Details
-
Technical task
-
Resolution: Fixed
-
Blocker
-
None
-
10098
Description
I did quota test today and found a problem with hsm_release. The test script is as follows:
#!/bin/bash
setup() {
( cd srcs/lustre/lustre/tests; sh llmount.sh )

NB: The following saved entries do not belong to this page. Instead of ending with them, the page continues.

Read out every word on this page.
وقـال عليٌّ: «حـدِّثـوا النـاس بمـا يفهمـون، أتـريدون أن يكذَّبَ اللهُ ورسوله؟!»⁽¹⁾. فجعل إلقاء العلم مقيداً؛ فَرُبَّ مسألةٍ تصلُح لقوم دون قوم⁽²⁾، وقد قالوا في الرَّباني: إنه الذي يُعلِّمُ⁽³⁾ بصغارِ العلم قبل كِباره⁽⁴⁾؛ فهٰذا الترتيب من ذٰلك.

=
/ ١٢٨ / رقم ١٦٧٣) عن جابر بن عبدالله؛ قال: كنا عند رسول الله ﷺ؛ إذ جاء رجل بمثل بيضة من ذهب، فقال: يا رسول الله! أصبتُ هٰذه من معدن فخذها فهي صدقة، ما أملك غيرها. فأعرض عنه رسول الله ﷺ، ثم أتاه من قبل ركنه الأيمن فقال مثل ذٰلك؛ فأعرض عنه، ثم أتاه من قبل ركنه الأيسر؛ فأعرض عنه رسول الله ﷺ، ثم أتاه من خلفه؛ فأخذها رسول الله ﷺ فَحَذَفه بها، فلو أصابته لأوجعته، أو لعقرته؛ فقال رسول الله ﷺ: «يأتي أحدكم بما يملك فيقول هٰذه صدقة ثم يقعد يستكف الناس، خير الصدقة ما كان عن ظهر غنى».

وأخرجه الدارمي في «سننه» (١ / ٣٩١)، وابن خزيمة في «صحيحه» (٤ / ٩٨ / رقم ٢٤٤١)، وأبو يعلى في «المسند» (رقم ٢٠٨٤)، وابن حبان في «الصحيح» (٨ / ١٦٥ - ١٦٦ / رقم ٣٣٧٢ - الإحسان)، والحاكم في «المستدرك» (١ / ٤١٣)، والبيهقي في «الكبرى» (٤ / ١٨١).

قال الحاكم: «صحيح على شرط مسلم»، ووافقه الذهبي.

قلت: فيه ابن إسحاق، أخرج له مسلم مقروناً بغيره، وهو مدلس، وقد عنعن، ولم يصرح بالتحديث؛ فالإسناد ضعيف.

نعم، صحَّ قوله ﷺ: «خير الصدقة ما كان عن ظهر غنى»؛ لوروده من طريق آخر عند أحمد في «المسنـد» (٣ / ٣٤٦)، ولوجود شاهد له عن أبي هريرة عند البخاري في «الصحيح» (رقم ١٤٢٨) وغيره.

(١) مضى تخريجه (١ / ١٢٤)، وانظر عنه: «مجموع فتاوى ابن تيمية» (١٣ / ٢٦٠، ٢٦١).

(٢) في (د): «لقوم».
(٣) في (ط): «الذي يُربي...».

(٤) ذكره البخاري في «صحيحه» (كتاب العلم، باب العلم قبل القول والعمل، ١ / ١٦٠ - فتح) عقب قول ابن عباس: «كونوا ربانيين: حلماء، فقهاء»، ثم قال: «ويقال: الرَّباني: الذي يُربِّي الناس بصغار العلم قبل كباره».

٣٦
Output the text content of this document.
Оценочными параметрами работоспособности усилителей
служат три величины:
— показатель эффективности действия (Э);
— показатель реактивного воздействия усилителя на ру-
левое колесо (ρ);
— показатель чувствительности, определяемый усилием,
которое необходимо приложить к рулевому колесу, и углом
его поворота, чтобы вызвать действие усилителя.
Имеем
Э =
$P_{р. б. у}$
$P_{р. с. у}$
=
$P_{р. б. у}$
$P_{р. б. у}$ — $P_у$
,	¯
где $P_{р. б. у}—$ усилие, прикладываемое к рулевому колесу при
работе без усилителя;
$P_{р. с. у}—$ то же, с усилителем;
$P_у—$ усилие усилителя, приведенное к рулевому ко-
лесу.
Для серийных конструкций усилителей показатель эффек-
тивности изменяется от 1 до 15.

lctl set_param mdt.*.hsm_control=enabled
rm -rf /tmp/arc
mkdir /tmp/arc
~/srcs/lustre/lustre/utils/lhsmtool_posix --daemon --hsm-root /tmp/arc /mnt/lustre
lctl conf_param lustre.quota.ost=u
lctl conf_param lustre.quota.mdt=u
}
LFS=~/srcs/lustre/lustre/utils/lfs
file=/mnt/lustre/testfile
setup
rm -f $file
dd if=/dev/zero of=$file bs=1M count=30
chown tstusr.tstusr $file
set -x
$LFS hsm_archive $file
while $LFS hsm_state $file |grep -qv archived; do
sleep 1
done
$LFS hsm_state $file
lctl set_param debug=-1
lctl set_param debug_mb=500
lctl dk > /dev/null
count=0
while :; do
lctl mark "############# $count"
count=$((count+1))
$LFS hsm_release $file
$LFS hsm_state $file
$LFS hsm_restore $file
$LFS hsm_state $file
sleep 1
done
The output on the console before the script hung:
+ /Users/jinxiong/srcs/lustre/lustre/utils/lfs hsm_state /mnt/lustre/testfile + grep -qv archived + /Users/jinxiong/srcs/lustre/lustre/utils/lfs hsm_state /mnt/lustre/testfile /mnt/lustre/testfile: (0x00000009) exists archived, archive_id:1 + lctl set_param debug=-1 debug=-1 + lctl set_param debug_mb=500 debug_mb=500 + lctl dk + count=0 + : + lctl mark '############# 0' + count=1 + /Users/jinxiong/srcs/lustre/lustre/utils/lfs hsm_release /mnt/lustre/testfile
It looks like the mdt thread was hung at finding local root object, for unknown reason, the local root object was being deleted. This sounds impossible but happened:
LNet: Service thread pid 2945 was inactive for 40.00s. The thread might be hung, or it might only be slow and will resume later. Dumping the stack trace for debugging purposes: Pid: 2945, comm: mdt_rdpg00_001 Call Trace: [<ffffffffa03c466e>] cfs_waitq_wait+0xe/0x10 [libcfs] [<ffffffffa056ffa7>] lu_object_find_at+0xb7/0x360 [obdclass] [<ffffffff81063410>] ? default_wake_function+0x0/0x20 [<ffffffffa0570266>] lu_object_find+0x16/0x20 [obdclass] [<ffffffffa0bf5b16>] mdt_object_find+0x56/0x170 [mdt] [<ffffffffa0c264ef>] mdt_mfd_close+0x15ef/0x1b60 [mdt] [<ffffffffa03d3900>] ? libcfs_debug_vmsg2+0xba0/0xbb0 [libcfs] [<ffffffffa0c27e32>] mdt_close+0x682/0xac0 [mdt] [<ffffffffa0bffa4a>] mdt_handle_common+0x52a/0x1470 [mdt] [<ffffffffa0c39365>] mds_readpage_handle+0x15/0x20 [mdt] [<ffffffffa0709a55>] ptlrpc_server_handle_request+0x385/0xc00 [ptlrpc] [<ffffffffa03c454e>] ? cfs_timer_arm+0xe/0x10 [libcfs] [<ffffffffa03d540f>] ? lc_watchdog_touch+0x6f/0x170 [libcfs] [<ffffffffa03d3951>] ? libcfs_debug_msg+0x41/0x50 [libcfs] [<ffffffff81055ad3>] ? __wake_up+0x53/0x70 [<ffffffffa070ad9d>] ptlrpc_main+0xacd/0x1710 [ptlrpc] [<ffffffffa070a2d0>] ? ptlrpc_main+0x0/0x1710 [ptlrpc] [<ffffffff81096a36>] kthread+0x96/0xa0 [<ffffffff8100c0ca>] child_rip+0xa/0x20 [<ffffffff810969a0>] ? kthread+0x0/0xa0 [<ffffffff8100c0c0>] ? child_rip+0x0/0x20
I suspect this issue is related to quota because if I turned quota off everything became all right.